When I make call from internal through the SBC to the remote user, the call works just fine. However when remote users make calls through the SBC to internal users, the internal phones ring, the user answers, and they hear dead air while the remote user continues to hear ringback.
I have isolated this issue to the final SIP 200 OK, in the call setup, sent from the Asterisk box to the SBC. The SBC is basically rejecting the 200 OK because of an inconsistency in the Content-length recorded in the message and the computation performed on the SBC. You can the error in my syslogs, on the SBC, below.
1.6 is three different versions, with many revision levels. I would hope that this is already fixed in 1.6.2.. You should check the revision log, which hopefully the packages has included.
I believe Ubuntu build with non-standard settings, so you need to investigate the Ubuntu build process if you need to apply the patch yourself, but basically you can get the patch from the link in the bug tracker entries for the SVN commit for the right branch and apply it to the source with the patch tool that comes with all Unix type systems, then recompile.
What you should do when a patch fails is to look at the rejected patches and try and find the before version of the first one in the code, and then work out why it doesn’t match what is there (well enough).
It obviously found it as an immediate sub-directory of the current directory, or it would have been asking you to supply the name of the file to patch.
Wherever you installed the Asterisk source code. Conventionally it would be in /usr/src/asterisk, but that’s not where I have it on any of my systems.
If you have a binary packages, you will not have a copy. However, the output from your patch run suggests that you ran patch in the top level source code directory.
To use the patch file, you need to build it from source.
As I believe that Ubuntu do things like running it non-root, they may not use the standard build options, and may even use modified source code, so I can’t tell you how to make a version that is compatible with the Ubuntu packaged one.
If you were doing a standard build (I’ve only ever tried on CentOS and Slackware), you would download the latest source code tar.gz file and extract it into a working directory. Alternatively you could fetch it using svn. You would almost certainly not need to apply the patch, as it would almost certainly be in that version, unless there were some problems with it that prevented its going into a release version.

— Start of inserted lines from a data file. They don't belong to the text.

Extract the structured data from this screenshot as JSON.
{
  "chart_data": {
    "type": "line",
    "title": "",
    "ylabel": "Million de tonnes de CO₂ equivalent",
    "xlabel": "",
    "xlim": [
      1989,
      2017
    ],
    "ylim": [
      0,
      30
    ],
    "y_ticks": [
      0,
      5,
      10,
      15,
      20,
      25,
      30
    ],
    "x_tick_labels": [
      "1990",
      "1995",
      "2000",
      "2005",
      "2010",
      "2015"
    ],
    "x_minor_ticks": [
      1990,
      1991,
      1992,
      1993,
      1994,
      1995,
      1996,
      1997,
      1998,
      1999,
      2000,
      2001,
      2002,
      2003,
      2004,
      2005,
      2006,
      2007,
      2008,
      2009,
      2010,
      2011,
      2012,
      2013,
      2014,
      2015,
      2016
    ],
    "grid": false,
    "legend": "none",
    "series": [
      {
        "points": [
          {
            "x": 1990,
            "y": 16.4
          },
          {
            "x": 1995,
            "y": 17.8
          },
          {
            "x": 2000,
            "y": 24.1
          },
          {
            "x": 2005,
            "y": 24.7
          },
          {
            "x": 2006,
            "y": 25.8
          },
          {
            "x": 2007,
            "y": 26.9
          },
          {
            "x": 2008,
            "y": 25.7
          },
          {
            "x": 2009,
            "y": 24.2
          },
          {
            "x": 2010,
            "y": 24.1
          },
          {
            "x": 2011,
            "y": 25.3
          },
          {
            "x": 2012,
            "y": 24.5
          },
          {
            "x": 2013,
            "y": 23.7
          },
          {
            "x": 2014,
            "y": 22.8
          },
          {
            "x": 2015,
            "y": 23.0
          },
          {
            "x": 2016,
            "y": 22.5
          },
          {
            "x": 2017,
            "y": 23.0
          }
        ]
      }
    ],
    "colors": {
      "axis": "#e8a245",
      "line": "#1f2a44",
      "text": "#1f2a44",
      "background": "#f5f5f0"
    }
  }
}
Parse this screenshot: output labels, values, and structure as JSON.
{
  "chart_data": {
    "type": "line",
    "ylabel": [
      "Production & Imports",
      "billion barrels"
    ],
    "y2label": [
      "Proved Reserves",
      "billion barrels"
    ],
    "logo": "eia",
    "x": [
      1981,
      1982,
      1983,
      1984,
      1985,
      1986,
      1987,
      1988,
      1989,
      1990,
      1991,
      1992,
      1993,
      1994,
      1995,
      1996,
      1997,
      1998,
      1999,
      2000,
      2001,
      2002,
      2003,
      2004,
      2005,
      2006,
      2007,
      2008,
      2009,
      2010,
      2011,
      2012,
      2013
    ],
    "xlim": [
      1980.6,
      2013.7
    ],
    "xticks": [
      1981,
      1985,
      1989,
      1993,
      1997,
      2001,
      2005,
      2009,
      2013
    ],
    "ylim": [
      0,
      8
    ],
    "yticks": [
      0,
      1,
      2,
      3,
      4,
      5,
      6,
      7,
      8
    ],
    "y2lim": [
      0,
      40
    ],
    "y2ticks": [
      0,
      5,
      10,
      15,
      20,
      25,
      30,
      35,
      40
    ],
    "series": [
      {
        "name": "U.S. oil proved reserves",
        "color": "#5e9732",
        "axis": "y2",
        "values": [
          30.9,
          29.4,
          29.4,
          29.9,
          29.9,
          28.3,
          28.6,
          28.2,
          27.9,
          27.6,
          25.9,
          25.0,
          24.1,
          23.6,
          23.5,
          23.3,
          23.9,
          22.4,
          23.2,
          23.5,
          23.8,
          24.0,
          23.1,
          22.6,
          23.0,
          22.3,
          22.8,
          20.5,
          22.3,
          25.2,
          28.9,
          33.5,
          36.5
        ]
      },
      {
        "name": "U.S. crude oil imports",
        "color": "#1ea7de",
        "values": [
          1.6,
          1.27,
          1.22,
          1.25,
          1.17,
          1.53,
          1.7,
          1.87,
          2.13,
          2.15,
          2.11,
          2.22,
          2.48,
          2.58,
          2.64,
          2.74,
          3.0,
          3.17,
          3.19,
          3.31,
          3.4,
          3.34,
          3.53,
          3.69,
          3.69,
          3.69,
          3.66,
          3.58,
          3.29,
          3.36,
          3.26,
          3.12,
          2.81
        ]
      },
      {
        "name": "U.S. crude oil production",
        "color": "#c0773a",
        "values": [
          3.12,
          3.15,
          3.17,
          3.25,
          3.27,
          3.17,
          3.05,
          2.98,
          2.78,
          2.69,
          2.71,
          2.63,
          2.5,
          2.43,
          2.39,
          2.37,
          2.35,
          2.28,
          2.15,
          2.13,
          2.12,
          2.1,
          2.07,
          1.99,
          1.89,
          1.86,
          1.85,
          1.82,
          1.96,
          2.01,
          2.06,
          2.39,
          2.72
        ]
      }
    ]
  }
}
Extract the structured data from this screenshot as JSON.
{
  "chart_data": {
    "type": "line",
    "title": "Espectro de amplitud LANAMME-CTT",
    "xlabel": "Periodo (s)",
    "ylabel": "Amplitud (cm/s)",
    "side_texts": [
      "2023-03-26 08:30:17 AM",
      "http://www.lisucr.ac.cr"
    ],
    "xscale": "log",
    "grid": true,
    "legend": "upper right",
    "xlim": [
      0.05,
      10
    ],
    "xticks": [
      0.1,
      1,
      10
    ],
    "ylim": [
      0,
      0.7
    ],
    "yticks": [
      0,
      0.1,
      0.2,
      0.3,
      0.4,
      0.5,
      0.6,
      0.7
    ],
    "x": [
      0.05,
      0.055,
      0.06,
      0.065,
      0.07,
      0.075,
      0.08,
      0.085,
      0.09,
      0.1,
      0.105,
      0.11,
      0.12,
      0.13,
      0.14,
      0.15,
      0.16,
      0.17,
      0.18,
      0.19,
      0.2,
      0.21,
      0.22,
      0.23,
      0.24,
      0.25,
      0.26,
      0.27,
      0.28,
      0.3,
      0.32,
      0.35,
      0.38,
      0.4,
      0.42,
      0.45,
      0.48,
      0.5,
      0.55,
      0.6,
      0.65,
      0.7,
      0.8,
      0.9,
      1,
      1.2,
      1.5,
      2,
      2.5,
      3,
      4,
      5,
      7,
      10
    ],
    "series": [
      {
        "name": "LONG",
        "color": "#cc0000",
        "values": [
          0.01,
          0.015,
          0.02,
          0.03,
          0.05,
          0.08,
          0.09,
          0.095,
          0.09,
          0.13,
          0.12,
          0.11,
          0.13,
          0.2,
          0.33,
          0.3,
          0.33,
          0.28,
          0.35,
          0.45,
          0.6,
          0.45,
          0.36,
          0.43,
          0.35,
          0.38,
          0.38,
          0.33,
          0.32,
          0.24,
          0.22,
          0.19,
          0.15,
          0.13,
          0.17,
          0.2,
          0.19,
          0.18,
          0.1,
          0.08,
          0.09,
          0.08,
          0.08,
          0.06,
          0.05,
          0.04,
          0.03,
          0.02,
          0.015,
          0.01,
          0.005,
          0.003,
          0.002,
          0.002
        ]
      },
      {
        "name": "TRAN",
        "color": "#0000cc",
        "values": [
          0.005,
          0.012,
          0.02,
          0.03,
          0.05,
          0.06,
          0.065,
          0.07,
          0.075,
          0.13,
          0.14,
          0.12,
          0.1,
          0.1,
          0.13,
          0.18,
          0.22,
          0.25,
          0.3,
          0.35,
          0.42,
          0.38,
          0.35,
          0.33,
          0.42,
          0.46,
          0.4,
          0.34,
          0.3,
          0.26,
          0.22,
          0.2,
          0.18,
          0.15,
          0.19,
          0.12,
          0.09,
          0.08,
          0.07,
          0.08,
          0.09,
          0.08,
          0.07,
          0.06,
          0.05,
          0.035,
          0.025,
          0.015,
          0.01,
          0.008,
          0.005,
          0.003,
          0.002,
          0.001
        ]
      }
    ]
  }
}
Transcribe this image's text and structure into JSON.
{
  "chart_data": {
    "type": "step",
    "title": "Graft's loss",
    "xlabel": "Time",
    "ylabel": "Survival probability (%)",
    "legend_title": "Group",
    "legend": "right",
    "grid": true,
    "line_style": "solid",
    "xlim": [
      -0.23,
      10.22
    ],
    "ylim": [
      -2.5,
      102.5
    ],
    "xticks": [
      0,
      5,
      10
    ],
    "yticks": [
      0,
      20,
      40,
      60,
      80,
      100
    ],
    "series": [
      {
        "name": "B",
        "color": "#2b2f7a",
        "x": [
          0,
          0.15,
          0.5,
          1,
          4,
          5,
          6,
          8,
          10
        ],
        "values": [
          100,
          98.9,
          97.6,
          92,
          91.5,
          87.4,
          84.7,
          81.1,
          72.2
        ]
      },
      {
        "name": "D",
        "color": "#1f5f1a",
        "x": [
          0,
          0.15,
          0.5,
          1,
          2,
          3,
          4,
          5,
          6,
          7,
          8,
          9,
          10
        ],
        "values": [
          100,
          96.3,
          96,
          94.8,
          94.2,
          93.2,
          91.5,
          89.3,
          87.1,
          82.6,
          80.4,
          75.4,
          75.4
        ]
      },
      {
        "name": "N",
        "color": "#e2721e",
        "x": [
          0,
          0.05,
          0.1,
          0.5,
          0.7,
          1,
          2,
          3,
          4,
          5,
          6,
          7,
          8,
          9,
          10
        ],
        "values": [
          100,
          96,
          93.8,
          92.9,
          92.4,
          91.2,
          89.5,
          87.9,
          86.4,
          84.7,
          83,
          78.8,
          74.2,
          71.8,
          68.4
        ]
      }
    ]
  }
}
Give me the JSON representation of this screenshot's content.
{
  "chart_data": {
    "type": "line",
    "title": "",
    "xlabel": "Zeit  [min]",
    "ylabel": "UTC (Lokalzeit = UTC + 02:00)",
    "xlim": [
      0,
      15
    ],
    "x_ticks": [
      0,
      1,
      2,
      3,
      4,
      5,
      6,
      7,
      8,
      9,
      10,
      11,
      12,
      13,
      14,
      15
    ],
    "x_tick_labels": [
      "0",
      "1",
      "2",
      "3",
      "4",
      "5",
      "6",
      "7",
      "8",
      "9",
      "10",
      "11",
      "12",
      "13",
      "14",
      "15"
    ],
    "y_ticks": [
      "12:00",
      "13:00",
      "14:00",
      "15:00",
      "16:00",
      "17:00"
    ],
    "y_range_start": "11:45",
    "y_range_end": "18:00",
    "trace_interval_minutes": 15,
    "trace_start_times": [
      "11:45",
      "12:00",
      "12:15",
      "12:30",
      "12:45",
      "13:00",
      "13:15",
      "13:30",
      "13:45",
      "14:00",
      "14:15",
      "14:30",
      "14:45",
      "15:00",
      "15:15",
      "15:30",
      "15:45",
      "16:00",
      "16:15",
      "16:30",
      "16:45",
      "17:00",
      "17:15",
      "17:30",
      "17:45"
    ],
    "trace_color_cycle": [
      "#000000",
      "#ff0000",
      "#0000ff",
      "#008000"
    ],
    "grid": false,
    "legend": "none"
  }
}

You’d then make sure you had a complete set of standard development tools and go into the top level source directory and run:
./configure
You may have to give it options if Ubuntu don’t use the installation and configuration directories assumed by the standard build. Assuming that finishes OK, you would run:
make menuconfig
and adjust any parameters. Disabling compiler optimisation is a good idea, if you ever expect it to crash, unless you are really critical on CPU power.
Next you would run
make
and finally
make install
There are some extra steps for a install on a clean system, which install the system start up scripts and a sample set of configuration files.
Incidentally, I don’t believe that patch should have treated your case as an attempted file creation. I would still have expected it to ask for the location of the file.